Angela Merkel : L'Europe traverse sa pire crise depuis la Seconde Guerre mondiale
La chancelière allemande, Angela Merkel, a déclaré hier (14 novembre) que l'Europe pourrait vivre ses heures les plus difficiles depuis la Seconde Guerre mondiale, alors que les nouveaux dirigeants italien et grec s'attèlent à la formation d'un gouvernement et tentent de limiter les dégâts causés par la crise de la dette dans la zone euro.

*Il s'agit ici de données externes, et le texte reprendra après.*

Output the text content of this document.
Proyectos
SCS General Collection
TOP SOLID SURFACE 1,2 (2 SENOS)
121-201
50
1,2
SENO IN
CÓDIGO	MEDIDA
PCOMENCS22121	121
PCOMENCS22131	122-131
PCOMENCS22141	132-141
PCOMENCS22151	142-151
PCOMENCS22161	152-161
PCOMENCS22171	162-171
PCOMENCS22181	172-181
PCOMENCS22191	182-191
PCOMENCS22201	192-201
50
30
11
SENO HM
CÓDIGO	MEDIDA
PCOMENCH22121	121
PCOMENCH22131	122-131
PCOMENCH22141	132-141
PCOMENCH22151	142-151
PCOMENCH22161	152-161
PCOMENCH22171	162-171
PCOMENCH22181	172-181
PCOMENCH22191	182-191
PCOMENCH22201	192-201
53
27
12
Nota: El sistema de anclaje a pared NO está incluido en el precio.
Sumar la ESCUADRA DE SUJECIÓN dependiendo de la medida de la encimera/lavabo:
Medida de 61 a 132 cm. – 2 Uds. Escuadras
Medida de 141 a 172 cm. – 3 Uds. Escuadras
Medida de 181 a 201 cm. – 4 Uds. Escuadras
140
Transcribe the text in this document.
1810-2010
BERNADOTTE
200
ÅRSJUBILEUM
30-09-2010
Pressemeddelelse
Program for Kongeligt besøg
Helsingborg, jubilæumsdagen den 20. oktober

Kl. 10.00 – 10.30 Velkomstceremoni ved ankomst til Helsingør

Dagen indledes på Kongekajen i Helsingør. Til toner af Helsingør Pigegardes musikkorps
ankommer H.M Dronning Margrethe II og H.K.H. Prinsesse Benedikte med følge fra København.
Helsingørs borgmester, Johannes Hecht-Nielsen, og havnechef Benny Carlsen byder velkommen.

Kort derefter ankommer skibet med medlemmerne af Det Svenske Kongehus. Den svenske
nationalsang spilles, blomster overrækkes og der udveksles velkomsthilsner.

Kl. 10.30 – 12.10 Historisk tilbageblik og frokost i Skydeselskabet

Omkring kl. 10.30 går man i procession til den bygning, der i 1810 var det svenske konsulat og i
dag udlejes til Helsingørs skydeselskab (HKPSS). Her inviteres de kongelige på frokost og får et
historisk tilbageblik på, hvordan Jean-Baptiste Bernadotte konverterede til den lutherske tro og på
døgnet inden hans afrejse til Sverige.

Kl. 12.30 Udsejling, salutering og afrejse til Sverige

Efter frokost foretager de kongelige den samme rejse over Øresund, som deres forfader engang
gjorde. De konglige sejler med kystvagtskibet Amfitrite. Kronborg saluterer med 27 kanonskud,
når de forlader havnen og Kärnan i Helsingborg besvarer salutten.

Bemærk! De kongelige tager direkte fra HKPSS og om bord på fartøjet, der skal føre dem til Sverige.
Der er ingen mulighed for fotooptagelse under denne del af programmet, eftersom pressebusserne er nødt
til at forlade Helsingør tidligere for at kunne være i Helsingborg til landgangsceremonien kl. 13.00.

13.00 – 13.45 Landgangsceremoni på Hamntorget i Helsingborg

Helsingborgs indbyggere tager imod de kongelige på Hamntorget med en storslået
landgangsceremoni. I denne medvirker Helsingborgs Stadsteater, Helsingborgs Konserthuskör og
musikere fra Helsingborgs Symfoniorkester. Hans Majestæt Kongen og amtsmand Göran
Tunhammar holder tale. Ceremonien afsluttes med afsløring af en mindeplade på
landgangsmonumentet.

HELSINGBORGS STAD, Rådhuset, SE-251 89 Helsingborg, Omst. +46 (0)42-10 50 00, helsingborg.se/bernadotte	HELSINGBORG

La chancelière allemande, Angela Merkel, a déclaré hier (14 novembre) que l'Europe pourrait vivre ses heures les plus difficiles depuis la Seconde Guerre mondiale, alors que les nouveaux dirigeants italien et grec s'attèlent à la formation d'un gouvernement et tentent de limiter les dégâts causés par la crise de la dette dans la zone euro.
Mme Merkel a mis en exergue la situation de la zone euro pour tenter de rallier au gouvernement son parti conservateur, lors d'un congrès qui s'est déroulé à Leipzig.
« L’Europe traverse l'une de ses pires crises, peut-être la pire, depuis la Seconde Guerre mondiale », a-t-elle déclaré devant le Parti chrétien-démocrate (CDU), affirmant ensuite que l'échec de l'euro signifierait l'échec de l'Europe. Elle s'est engagée à tout faire pour éviter cette situation.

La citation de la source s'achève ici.